How to set up multiple instances of StreamSets - anodot/daria GitHub Wiki

If you want to run pipelines on multiple instances of StreamSets you must have a separate machine or a container for each instance. Each machine must have:

  • docker;
  • docker-compose;
  • access to https://app.anodot.com or a specific subdomain where your account is created;
  • access to the agent container by a URL;
  • a URL for the StreamSets container that is accessible to the agent on port 18630 (you can forward any port to the StreamSets in the container).
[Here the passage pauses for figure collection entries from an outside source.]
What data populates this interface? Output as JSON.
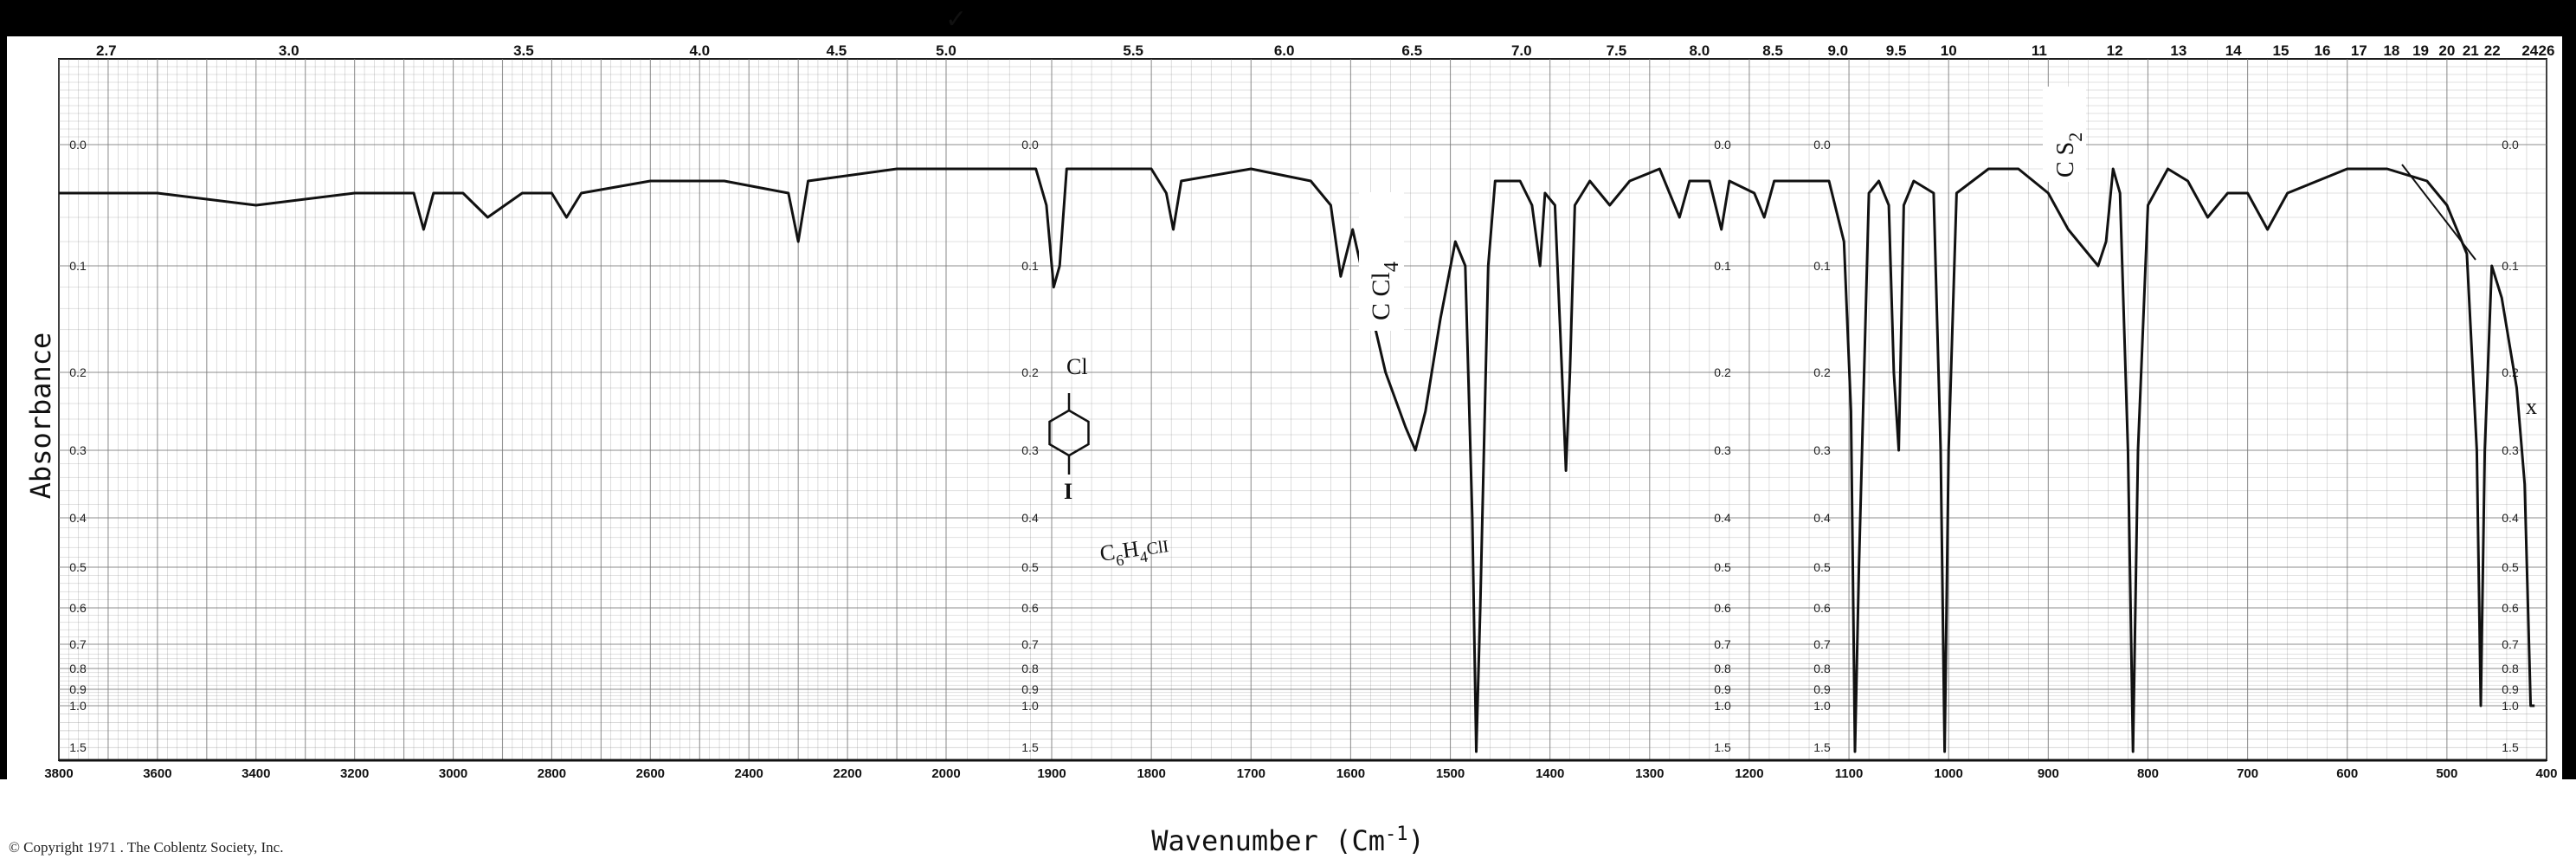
{
  "chart_data": {
    "type": "line",
    "ylabel": "Absorbance",
    "xlabel": "Wavenumber (Cm",
    "xlabel_sup": "-1",
    "x_wavenumber_ticks": [
      "3800",
      "3600",
      "3400",
      "3200",
      "3000",
      "2800",
      "2600",
      "2400",
      "2200",
      "2000",
      "1900",
      "1800",
      "1700",
      "1600",
      "1500",
      "1400",
      "1300",
      "1200",
      "1100",
      "1000",
      "900",
      "800",
      "700",
      "600",
      "500",
      "400"
    ],
    "x_wavelength_ticks": [
      "2.7",
      "3.0",
      "3.5",
      "4.0",
      "4.5",
      "5.0",
      "5.5",
      "6.0",
      "6.5",
      "7.0",
      "7.5",
      "8.0",
      "8.5",
      "9.0",
      "9.5",
      "10",
      "11",
      "12",
      "13",
      "14",
      "15",
      "16",
      "17",
      "18",
      "19",
      "20",
      "21",
      "22",
      "24",
      "26"
    ],
    "absorbance_ticks": [
      "0.0",
      "0.1",
      "0.2",
      "0.3",
      "0.4",
      "0.5",
      "0.6",
      "0.7",
      "0.8",
      "0.9",
      "1.0",
      "1.5"
    ],
    "grid": true,
    "series": [
      {
        "points": [
          [
            3800,
            0.04
          ],
          [
            3600,
            0.04
          ],
          [
            3400,
            0.05
          ],
          [
            3200,
            0.04
          ],
          [
            3080,
            0.04
          ],
          [
            3060,
            0.07
          ],
          [
            3040,
            0.04
          ],
          [
            2980,
            0.04
          ],
          [
            2930,
            0.06
          ],
          [
            2860,
            0.04
          ],
          [
            2800,
            0.04
          ],
          [
            2770,
            0.06
          ],
          [
            2740,
            0.04
          ],
          [
            2600,
            0.03
          ],
          [
            2450,
            0.03
          ],
          [
            2320,
            0.04
          ],
          [
            2300,
            0.08
          ],
          [
            2280,
            0.03
          ],
          [
            2100,
            0.02
          ],
          [
            2000,
            0.02
          ],
          [
            1950,
            0.02
          ],
          [
            1915,
            0.02
          ],
          [
            1905,
            0.05
          ],
          [
            1898,
            0.12
          ],
          [
            1892,
            0.1
          ],
          [
            1885,
            0.02
          ],
          [
            1800,
            0.02
          ],
          [
            1785,
            0.04
          ],
          [
            1778,
            0.07
          ],
          [
            1770,
            0.03
          ],
          [
            1700,
            0.02
          ],
          [
            1640,
            0.03
          ],
          [
            1620,
            0.05
          ],
          [
            1610,
            0.11
          ],
          [
            1598,
            0.07
          ],
          [
            1585,
            0.12
          ],
          [
            1565,
            0.2
          ],
          [
            1545,
            0.27
          ],
          [
            1535,
            0.3
          ],
          [
            1525,
            0.25
          ],
          [
            1510,
            0.15
          ],
          [
            1495,
            0.08
          ],
          [
            1485,
            0.1
          ],
          [
            1478,
            0.4
          ],
          [
            1474,
            1.55
          ],
          [
            1470,
            0.6
          ],
          [
            1462,
            0.1
          ],
          [
            1455,
            0.03
          ],
          [
            1430,
            0.03
          ],
          [
            1418,
            0.05
          ],
          [
            1410,
            0.1
          ],
          [
            1405,
            0.04
          ],
          [
            1395,
            0.05
          ],
          [
            1388,
            0.2
          ],
          [
            1384,
            0.33
          ],
          [
            1380,
            0.2
          ],
          [
            1375,
            0.05
          ],
          [
            1360,
            0.03
          ],
          [
            1340,
            0.05
          ],
          [
            1320,
            0.03
          ],
          [
            1290,
            0.02
          ],
          [
            1270,
            0.06
          ],
          [
            1260,
            0.03
          ],
          [
            1240,
            0.03
          ],
          [
            1228,
            0.07
          ],
          [
            1220,
            0.03
          ],
          [
            1195,
            0.04
          ],
          [
            1185,
            0.06
          ],
          [
            1175,
            0.03
          ],
          [
            1120,
            0.03
          ],
          [
            1105,
            0.08
          ],
          [
            1098,
            0.25
          ],
          [
            1094,
            1.55
          ],
          [
            1090,
            0.5
          ],
          [
            1080,
            0.04
          ],
          [
            1070,
            0.03
          ],
          [
            1060,
            0.05
          ],
          [
            1055,
            0.2
          ],
          [
            1050,
            0.3
          ],
          [
            1045,
            0.05
          ],
          [
            1035,
            0.03
          ],
          [
            1015,
            0.04
          ],
          [
            1008,
            0.3
          ],
          [
            1004,
            1.55
          ],
          [
            1000,
            0.3
          ],
          [
            992,
            0.04
          ],
          [
            960,
            0.02
          ],
          [
            930,
            0.02
          ],
          [
            900,
            0.04
          ],
          [
            880,
            0.07
          ],
          [
            860,
            0.09
          ],
          [
            850,
            0.1
          ],
          [
            842,
            0.08
          ],
          [
            835,
            0.02
          ],
          [
            828,
            0.04
          ],
          [
            820,
            0.3
          ],
          [
            815,
            1.55
          ],
          [
            810,
            0.3
          ],
          [
            800,
            0.05
          ],
          [
            780,
            0.02
          ],
          [
            760,
            0.03
          ],
          [
            740,
            0.06
          ],
          [
            720,
            0.04
          ],
          [
            700,
            0.04
          ],
          [
            680,
            0.07
          ],
          [
            660,
            0.04
          ],
          [
            600,
            0.02
          ],
          [
            560,
            0.02
          ],
          [
            520,
            0.03
          ],
          [
            500,
            0.05
          ],
          [
            480,
            0.09
          ],
          [
            470,
            0.3
          ],
          [
            466,
            1.0
          ],
          [
            462,
            0.3
          ],
          [
            455,
            0.1
          ],
          [
            445,
            0.13
          ],
          [
            430,
            0.22
          ],
          [
            422,
            0.35
          ],
          [
            416,
            1.0
          ],
          [
            412,
            1.0
          ]
        ]
      }
    ],
    "annotations": {
      "ccl4": "C Cl",
      "ccl4_sub": "4",
      "cs2": "C S",
      "cs2_sub": "2",
      "formula": "C",
      "formula_sub1": "6",
      "formula_mid": "H",
      "formula_sub2": "4",
      "formula_end": "ClI",
      "cl": "Cl",
      "iodine": "I",
      "x_mark": "x",
      "check_mark": "✓"
    },
    "copyright": "© Copyright 1971 . The Coblentz Society, Inc."
  },
  "colors": {
    "grid": "#7a7a7a",
    "ink": "#111111",
    "paper": "#ffffff"
  }
}
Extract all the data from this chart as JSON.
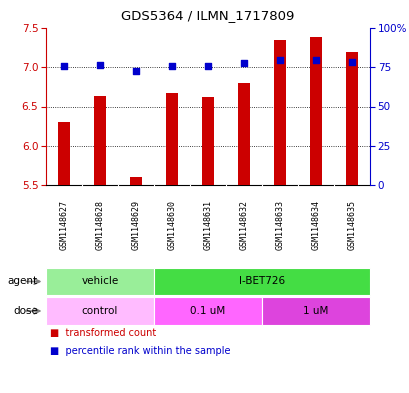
{
  "title": "GDS5364 / ILMN_1717809",
  "samples": [
    "GSM1148627",
    "GSM1148628",
    "GSM1148629",
    "GSM1148630",
    "GSM1148631",
    "GSM1148632",
    "GSM1148633",
    "GSM1148634",
    "GSM1148635"
  ],
  "bar_values": [
    6.3,
    6.63,
    5.6,
    6.67,
    6.62,
    6.8,
    7.35,
    7.38,
    7.2
  ],
  "dot_values": [
    7.02,
    7.03,
    6.95,
    7.02,
    7.02,
    7.05,
    7.09,
    7.09,
    7.07
  ],
  "bar_color": "#cc0000",
  "dot_color": "#0000cc",
  "ylim_left": [
    5.5,
    7.5
  ],
  "ylim_right": [
    0,
    100
  ],
  "yticks_left": [
    5.5,
    6.0,
    6.5,
    7.0,
    7.5
  ],
  "yticks_right": [
    0,
    25,
    50,
    75,
    100
  ],
  "ytick_labels_right": [
    "0",
    "25",
    "50",
    "75",
    "100%"
  ],
  "gridlines": [
    6.0,
    6.5,
    7.0
  ],
  "agent_groups": [
    {
      "label": "vehicle",
      "start": 0,
      "end": 3,
      "color": "#99ee99"
    },
    {
      "label": "I-BET726",
      "start": 3,
      "end": 9,
      "color": "#44dd44"
    }
  ],
  "dose_groups": [
    {
      "label": "control",
      "start": 0,
      "end": 3,
      "color": "#ffbbff"
    },
    {
      "label": "0.1 uM",
      "start": 3,
      "end": 6,
      "color": "#ff66ff"
    },
    {
      "label": "1 uM",
      "start": 6,
      "end": 9,
      "color": "#dd44dd"
    }
  ],
  "legend_bar_label": "transformed count",
  "legend_dot_label": "percentile rank within the sample",
  "background_color": "#ffffff",
  "sample_bg_color": "#cccccc",
  "left_axis_color": "#cc0000",
  "right_axis_color": "#0000cc",
  "bar_width": 0.35
}
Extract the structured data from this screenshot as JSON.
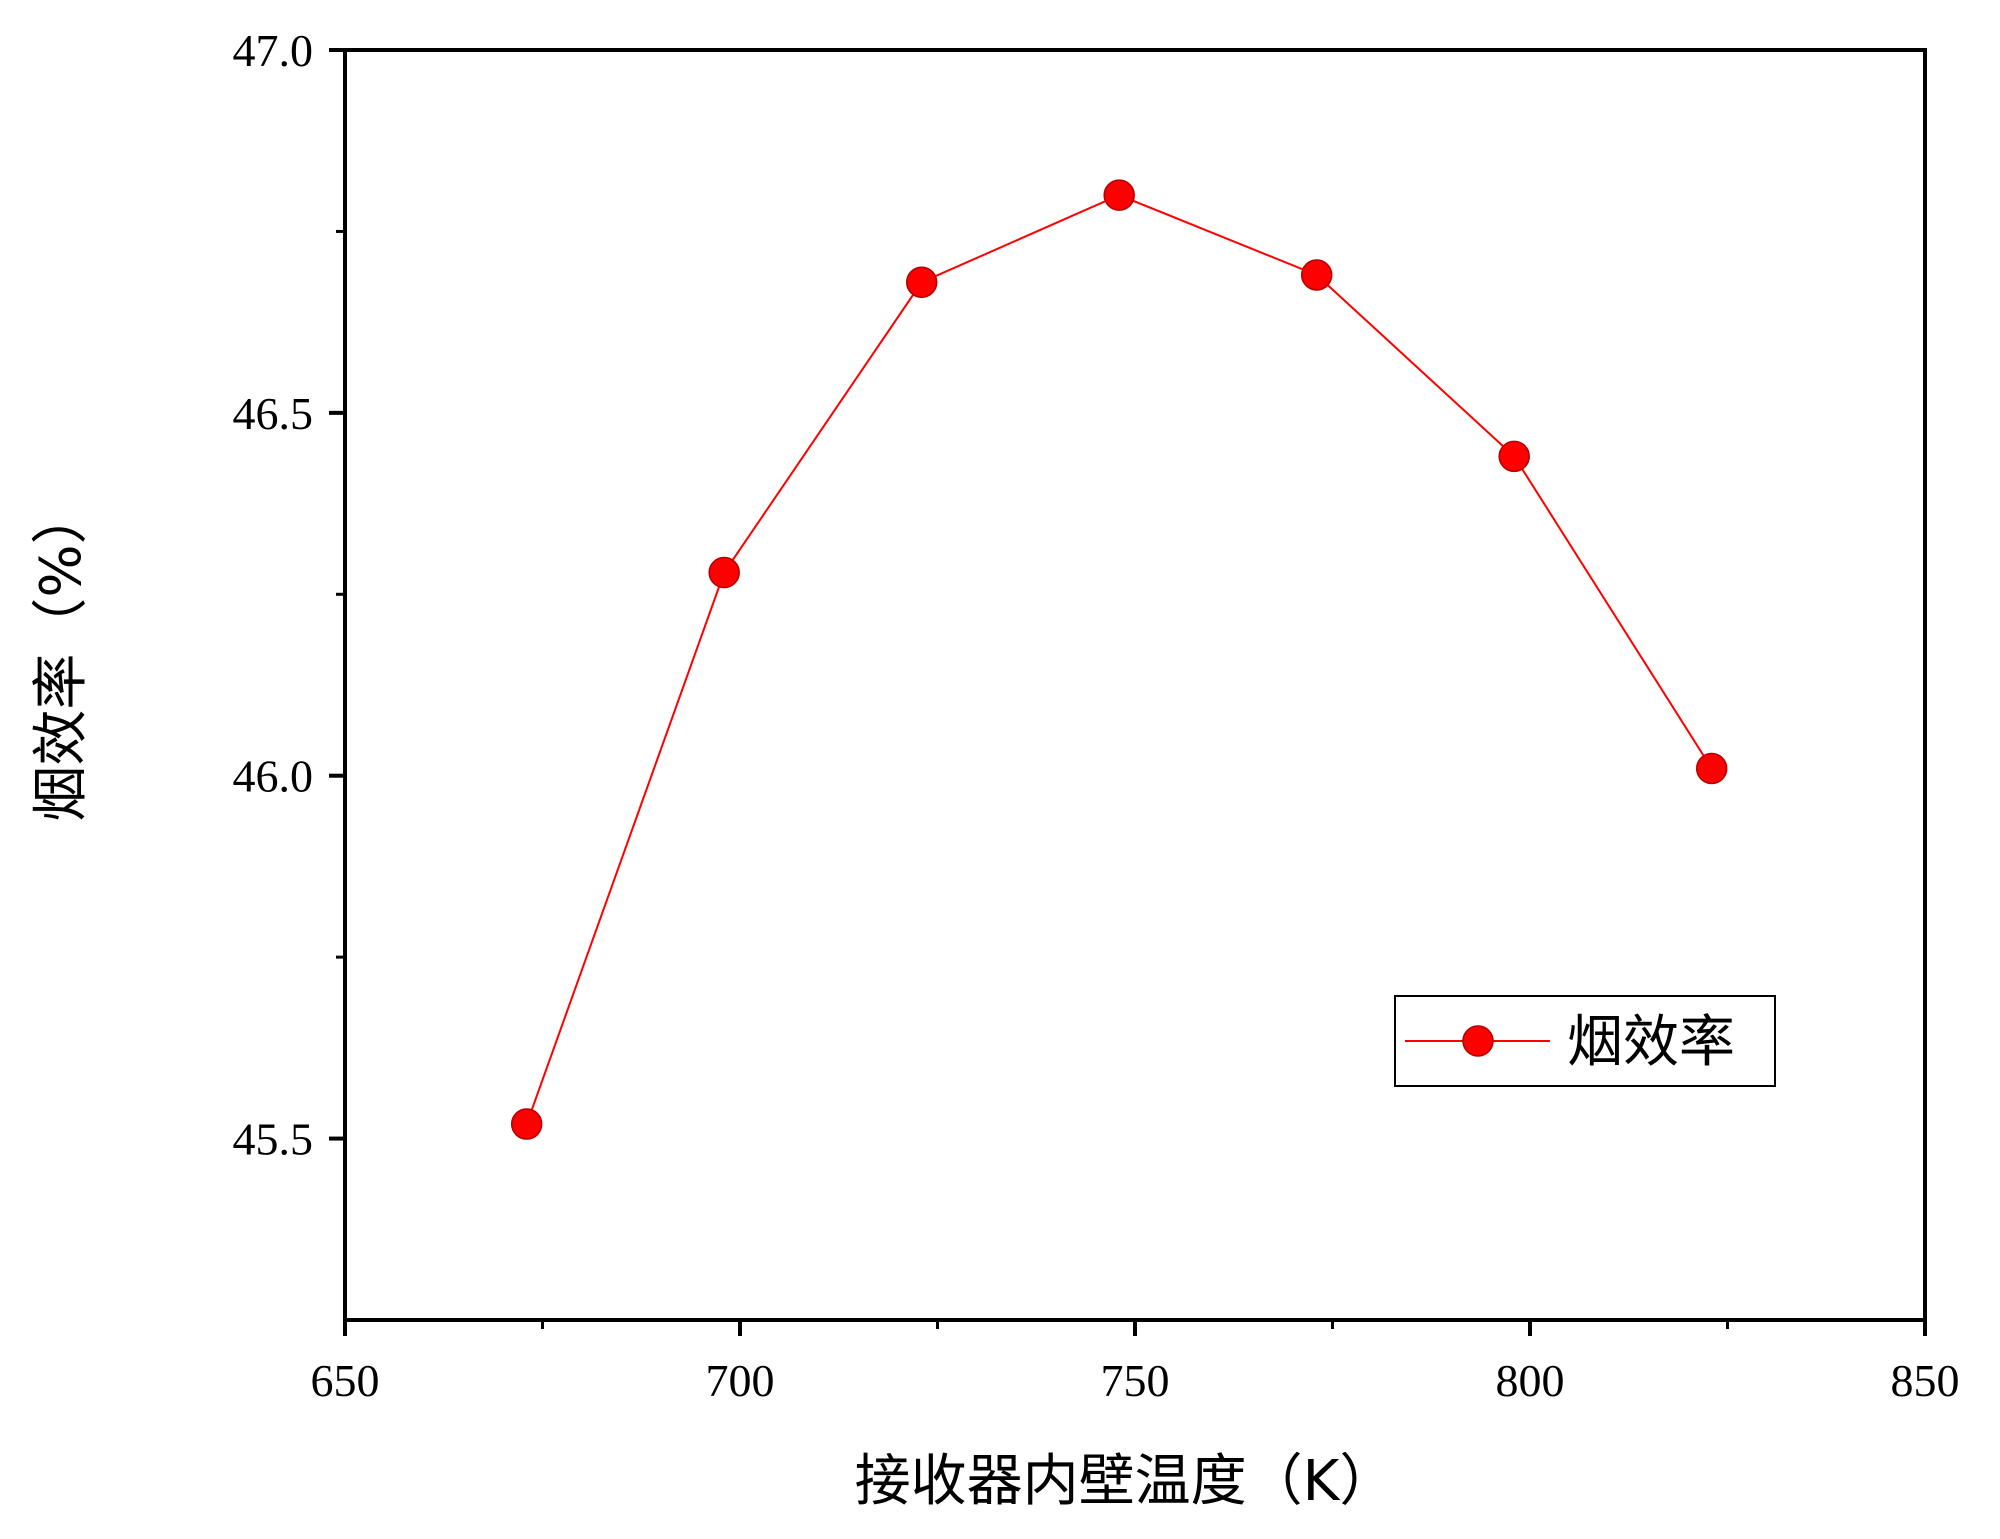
{
  "chart_data": {
    "type": "line",
    "xlabel": "接收器内壁温度（K）",
    "ylabel": "烟效率（%）",
    "xlim": [
      650,
      850
    ],
    "ylim": [
      45.25,
      47.0
    ],
    "x_ticks": [
      650,
      700,
      750,
      800,
      850
    ],
    "x_tick_labels": [
      "650",
      "700",
      "750",
      "800",
      "850"
    ],
    "x_minor_ticks": [
      675,
      725,
      775,
      825
    ],
    "y_ticks": [
      45.5,
      46.0,
      46.5,
      47.0
    ],
    "y_tick_labels": [
      "45.5",
      "46.0",
      "46.5",
      "47.0"
    ],
    "y_minor_ticks": [
      45.75,
      46.25,
      46.75
    ],
    "grid": false,
    "legend_position": "bottom-right",
    "series": [
      {
        "name": "烟效率",
        "color": "#ff0000",
        "marker": "circle",
        "x": [
          673,
          698,
          723,
          748,
          773,
          798,
          823
        ],
        "y": [
          45.52,
          46.28,
          46.68,
          46.8,
          46.69,
          46.44,
          46.01
        ]
      }
    ]
  }
}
When the requirements above are satisfied, follow these steps:

  1. Login the machine that will run a StreamSets instance.
  2. Create a docker-compose.yaml file wherever is convenient for you with such contents:
version: '3.1'

services:
  dc:
    image: anodot/streamsets:latest
    restart: on-failure
    container_name: anodot-sdc
    ports:
      - 18630:18630
    environment:
      SDC_JAVA_OPTS: "${SDC_JAVA_OPTS} -Xmx10240m -Xms10240m -server"
      SDC_CONF_RUNNER_THREAD_POOL_SIZE: "2000"
    volumes:
      - sdc-data:/data

volumes:
  sdc-data:
  1. Run docker-compose up -d from the directory where that file is located.
  2. Add StreamSets instance to the agent:
  • in the agent docker container run agent streamsets add:
  • enter the URL of the StreamSets container you created
  • keep user and pass default values if you didn't change it in StreamSets
  • enter the agent URL via which StreamSets can access the agent

Example:

agent streamsets add
Enter streamsets url: http://streamsets-2:18630
Username [admin]:
Password [admin]:
Agent external URL [http://anodot-agent]: http://anodot-agent:8080
StreamSets instance added to the agent

Here's the diagram of how StreamSets, agent and Anodot communicate

You have to do these steps for every new StreamSets instance.

If you have more than one StreamSets added to the agent, the agent will automatically create new pipelines in different instances so that the load is balanced between them.